Deep learning is most important when applied to data that is sparse in training data. For example, if we have our standard 25 x 50 dataset and we want to train a neural network to automatically label the objects, we can do that using the Google BERT model.
BERT, or Bidirectional Encoder Representations from Transformers, is a new method of pre-training language representations that delivers state-of-the-art results on a wide range of tasks related to natural language processing (NLP).
NLP operates in a simplistic way by observing and recognizing how we communicate as people, in terms of language, ways to express and chat. That’s where BERT gets a better understanding of the nature of our search terms, in fact. As mentioned, Google BERT considers the meaning of words in a sentence or expression.
We use a new BERT model which is the result of an improvement in the pre-processing code.
In all, our new system proposed a new estimation for the word length for the literature dataset. This term-length estimation is not precise enough for the original task, but it significantly outperformed the original estimates and made use of all of the data we could grab. In this article, we’ll present how we came to this estimate and then explore the insight it offers.
In the original pre-processing code, we randomly select WordPiece tokens to mask.
But they also contain a monotonically increasing number of masked Words.
The new technique is called Whole Word Masking. In this case, we always mask all of the tokens corresponding to a word at once. The overall masking rate remains the same.
This improved BERT algorithm will not use the previous realize algorithm for testing masked words.
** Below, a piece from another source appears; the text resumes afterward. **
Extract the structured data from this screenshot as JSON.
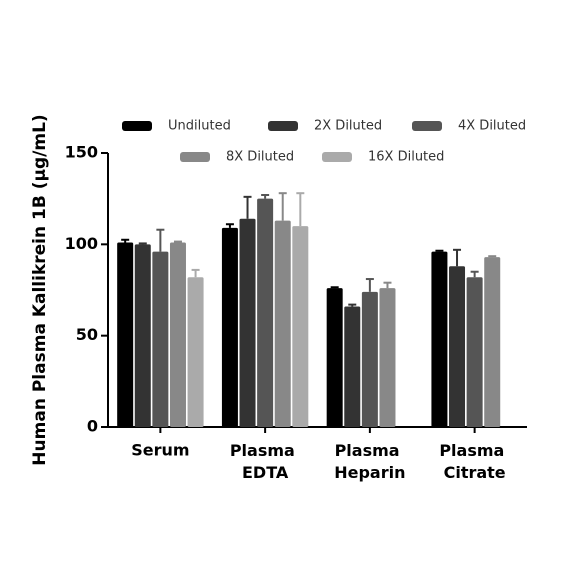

The training is identical – we still predict each masked WordPiece token independently. The improvement comes from the fact that the original prediction task was too ‘easy’ for words that had been split into multiple WordPieces.
See how the BERT system got better?
Note that when we detect more than one word class with an identical OR in the training set, we still propose separate classes and groupings, not merge and overlap. This is so that the resulting classification, when normalized to a scale of 0 to 1, is equal to the original. Also, this is so that a model output produced by merging multiple similar groupings such as the one shown above would be treated as an “identical OR”.
If we train on a specific part of the text (rather than just the whole thing), we can use different types of transformers, and/or add additional text to the translation. If we train on new categories, we can use a deeper BERT encoder and a different pre-trained state representation, or even use another pre-trained model and try to train on a different topic.
Finally, imagine if you want to train on something other than Latin. For example, people in South America have different dialects of Spanish. You would train on that specific subset of language in another network.
If the subject of your project is something you can learn from the Internet, you can always drop the text as background into a Neural Turing Machine (TensorFlow) training dataset.